Insomma, Virgil, che è sempre vissuto fra cose morte, inerti seppur preziose – arredi, oggetti d’arte, dipinti – ritrova la sua anima per la strada più inverosimile: a partire da una macchina che imita l’uomo, l’automa sconosciuto – e falso, presumibilmente – di Vaucanson. Un’entità priva di una vita vera e propria, ma che la simula, che fa da “interfaccia” per così dire fra il mondo naturale e quello artificiale, e che rimanda però agli universi del magico, del soprannaturale, dell’esoterico. Come gli orologi, d’altra parte, e i loro ingranaggi e meccanismi. A lungo l’idea di governare il tempo, e di riprodurre artificialmente la vita, è stata considerata affine al magico – quindi blasfema, diabolica. Come l’affermazione di Lamettrie a proposito dell’inesistenza dell’anima, e dell’inutilità di ipotizzarla. Ponti, l’automa e l’orologio, fra epoche differenti, fra l’antico e il moderno (Camorrino, 2012), quindi, nella nostra epoca, fra “nostalgia dell’antico e fascino della macchina”, come recita il titolo del volume di Bredekamp.

Nostalgia, forse, sicuramente ossessione per l’antico da parte di Virgil Oldman, e non solo: nostalgia per donne ormai scomparse per sempre, coloro che hanno fatto da modelle per i quadri che colleziona. Ma anche fascino della macchina, o almeno fascinazione inconsapevole per la perfetta macchina da inganni messa su da Whistler con al complicità dei due giovani. E fascino, naturalmente, per i misteri dell’amore…

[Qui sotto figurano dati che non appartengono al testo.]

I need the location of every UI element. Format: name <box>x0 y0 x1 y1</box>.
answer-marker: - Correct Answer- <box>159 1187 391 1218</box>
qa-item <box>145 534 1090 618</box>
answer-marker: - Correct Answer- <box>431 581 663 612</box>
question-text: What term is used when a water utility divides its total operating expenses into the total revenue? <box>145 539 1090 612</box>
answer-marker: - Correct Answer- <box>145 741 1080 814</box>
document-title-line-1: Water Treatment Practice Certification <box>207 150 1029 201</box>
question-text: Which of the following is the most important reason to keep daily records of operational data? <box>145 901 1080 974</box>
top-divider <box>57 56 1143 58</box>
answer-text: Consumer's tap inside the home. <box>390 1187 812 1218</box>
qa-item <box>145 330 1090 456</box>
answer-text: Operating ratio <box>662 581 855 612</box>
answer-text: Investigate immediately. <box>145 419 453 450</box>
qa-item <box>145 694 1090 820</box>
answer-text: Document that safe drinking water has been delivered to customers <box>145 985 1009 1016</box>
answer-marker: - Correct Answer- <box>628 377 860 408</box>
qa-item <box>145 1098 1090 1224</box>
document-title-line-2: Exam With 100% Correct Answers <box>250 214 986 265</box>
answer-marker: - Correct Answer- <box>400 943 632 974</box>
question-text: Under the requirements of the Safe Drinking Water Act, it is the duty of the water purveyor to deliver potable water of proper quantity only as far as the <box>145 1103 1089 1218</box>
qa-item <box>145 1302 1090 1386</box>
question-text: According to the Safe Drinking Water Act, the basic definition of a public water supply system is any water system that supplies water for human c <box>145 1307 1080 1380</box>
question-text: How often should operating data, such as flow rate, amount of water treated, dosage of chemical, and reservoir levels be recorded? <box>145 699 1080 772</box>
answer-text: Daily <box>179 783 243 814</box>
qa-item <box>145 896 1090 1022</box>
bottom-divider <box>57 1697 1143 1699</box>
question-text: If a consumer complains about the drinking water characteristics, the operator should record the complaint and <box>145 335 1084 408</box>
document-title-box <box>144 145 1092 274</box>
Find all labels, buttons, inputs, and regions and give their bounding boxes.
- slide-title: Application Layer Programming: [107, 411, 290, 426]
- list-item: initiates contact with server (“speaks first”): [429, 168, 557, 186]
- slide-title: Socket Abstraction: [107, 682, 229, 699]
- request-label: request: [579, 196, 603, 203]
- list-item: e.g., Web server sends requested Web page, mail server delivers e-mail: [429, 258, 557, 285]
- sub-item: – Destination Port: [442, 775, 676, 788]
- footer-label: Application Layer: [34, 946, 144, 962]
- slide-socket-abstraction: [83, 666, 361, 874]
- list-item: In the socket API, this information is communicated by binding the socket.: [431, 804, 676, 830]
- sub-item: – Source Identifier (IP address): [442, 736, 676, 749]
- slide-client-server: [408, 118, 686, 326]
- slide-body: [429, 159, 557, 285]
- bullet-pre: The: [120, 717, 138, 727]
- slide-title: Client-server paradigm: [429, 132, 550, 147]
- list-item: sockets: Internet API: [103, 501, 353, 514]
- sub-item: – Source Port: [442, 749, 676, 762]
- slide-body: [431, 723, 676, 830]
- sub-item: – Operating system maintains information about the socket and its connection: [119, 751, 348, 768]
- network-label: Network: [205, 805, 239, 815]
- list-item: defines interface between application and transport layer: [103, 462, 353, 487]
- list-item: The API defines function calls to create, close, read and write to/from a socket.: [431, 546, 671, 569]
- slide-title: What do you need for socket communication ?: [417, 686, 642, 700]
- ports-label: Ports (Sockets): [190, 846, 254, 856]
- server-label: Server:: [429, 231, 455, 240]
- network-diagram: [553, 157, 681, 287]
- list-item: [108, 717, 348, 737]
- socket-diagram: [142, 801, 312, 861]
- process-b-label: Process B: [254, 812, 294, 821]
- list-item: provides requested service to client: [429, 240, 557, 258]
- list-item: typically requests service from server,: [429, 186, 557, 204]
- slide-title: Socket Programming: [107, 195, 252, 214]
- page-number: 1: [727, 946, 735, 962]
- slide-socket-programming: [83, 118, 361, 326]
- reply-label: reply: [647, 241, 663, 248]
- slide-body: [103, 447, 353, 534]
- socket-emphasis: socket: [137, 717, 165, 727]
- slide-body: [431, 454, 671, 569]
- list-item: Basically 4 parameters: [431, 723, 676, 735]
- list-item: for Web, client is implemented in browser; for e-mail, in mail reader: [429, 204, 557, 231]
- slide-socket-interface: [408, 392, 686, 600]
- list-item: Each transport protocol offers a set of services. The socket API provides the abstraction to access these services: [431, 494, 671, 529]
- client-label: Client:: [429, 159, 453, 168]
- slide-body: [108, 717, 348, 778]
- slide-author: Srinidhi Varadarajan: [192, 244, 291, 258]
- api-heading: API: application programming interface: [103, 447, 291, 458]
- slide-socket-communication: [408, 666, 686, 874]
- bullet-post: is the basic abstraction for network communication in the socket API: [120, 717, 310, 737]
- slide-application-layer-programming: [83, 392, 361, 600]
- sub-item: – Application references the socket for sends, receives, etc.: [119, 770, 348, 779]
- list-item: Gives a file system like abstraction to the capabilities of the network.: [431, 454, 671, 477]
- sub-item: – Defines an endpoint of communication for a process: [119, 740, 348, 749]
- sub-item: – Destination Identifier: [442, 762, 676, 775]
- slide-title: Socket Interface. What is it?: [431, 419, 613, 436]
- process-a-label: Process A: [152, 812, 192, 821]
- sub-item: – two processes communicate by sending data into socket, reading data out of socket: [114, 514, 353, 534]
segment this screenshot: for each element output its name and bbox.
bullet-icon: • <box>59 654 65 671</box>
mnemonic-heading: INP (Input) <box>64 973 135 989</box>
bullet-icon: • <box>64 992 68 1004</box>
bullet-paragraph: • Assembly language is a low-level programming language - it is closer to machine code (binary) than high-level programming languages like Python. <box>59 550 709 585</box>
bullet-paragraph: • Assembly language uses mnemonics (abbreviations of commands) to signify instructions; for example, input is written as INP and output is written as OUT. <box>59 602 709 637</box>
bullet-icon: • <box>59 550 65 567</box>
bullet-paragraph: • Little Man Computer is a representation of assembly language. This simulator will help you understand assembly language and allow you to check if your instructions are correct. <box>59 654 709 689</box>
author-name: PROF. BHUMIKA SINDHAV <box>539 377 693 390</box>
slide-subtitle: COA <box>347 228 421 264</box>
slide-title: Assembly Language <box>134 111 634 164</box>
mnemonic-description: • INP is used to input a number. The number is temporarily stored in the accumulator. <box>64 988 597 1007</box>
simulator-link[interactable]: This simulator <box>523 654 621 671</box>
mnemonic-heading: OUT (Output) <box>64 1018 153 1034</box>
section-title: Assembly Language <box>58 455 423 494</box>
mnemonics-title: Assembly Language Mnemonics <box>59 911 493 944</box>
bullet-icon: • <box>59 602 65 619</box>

Giuseppe Tornatore costruisce una macchina perfetta, con una sceneggiatura blindata, attorno ad un monumentale Geoffrey Rush, senza lasciare tregua allo spettatore, trascinato – con al complicità di Sutherland e degli altri attori – insieme al protagonista nel vortice di eventi che appaiono chiarissimi, lineari, a volte anche prevedibili, ma che non sono mai quello che sembrano, che nascondono sempre una verità altra, occulta.

 


 

LETTURE

  Baudrillard Jean, Lo scambio simbolico e la morte, Feltrinelli, Milano, 1976.
Bredekamp Horst, Nostalgia dell’antico e fascino della macchina. Il futuro della storia dell’arte, Il Saggiatore, Milano, 1996.
Camorrino Antonio, Dal cosmo al caos Configurazioni narrative e conoscenza scientifica, Ipermedium, S. Maria C. V., 2012.
Ceserani Remo, I falsi Adami. Storia e mito degli automi, Feltrinelli, Milano, 1969.
de Lamettrie Julien Offroy, L’uomo macchina e altri scritti, Feltrinelli, Milano, 1973.
Pecchinenda Gianfranco, Homunculus. Sociologia dell’identità e auto narrazione, Liguori, Napoli, 2008.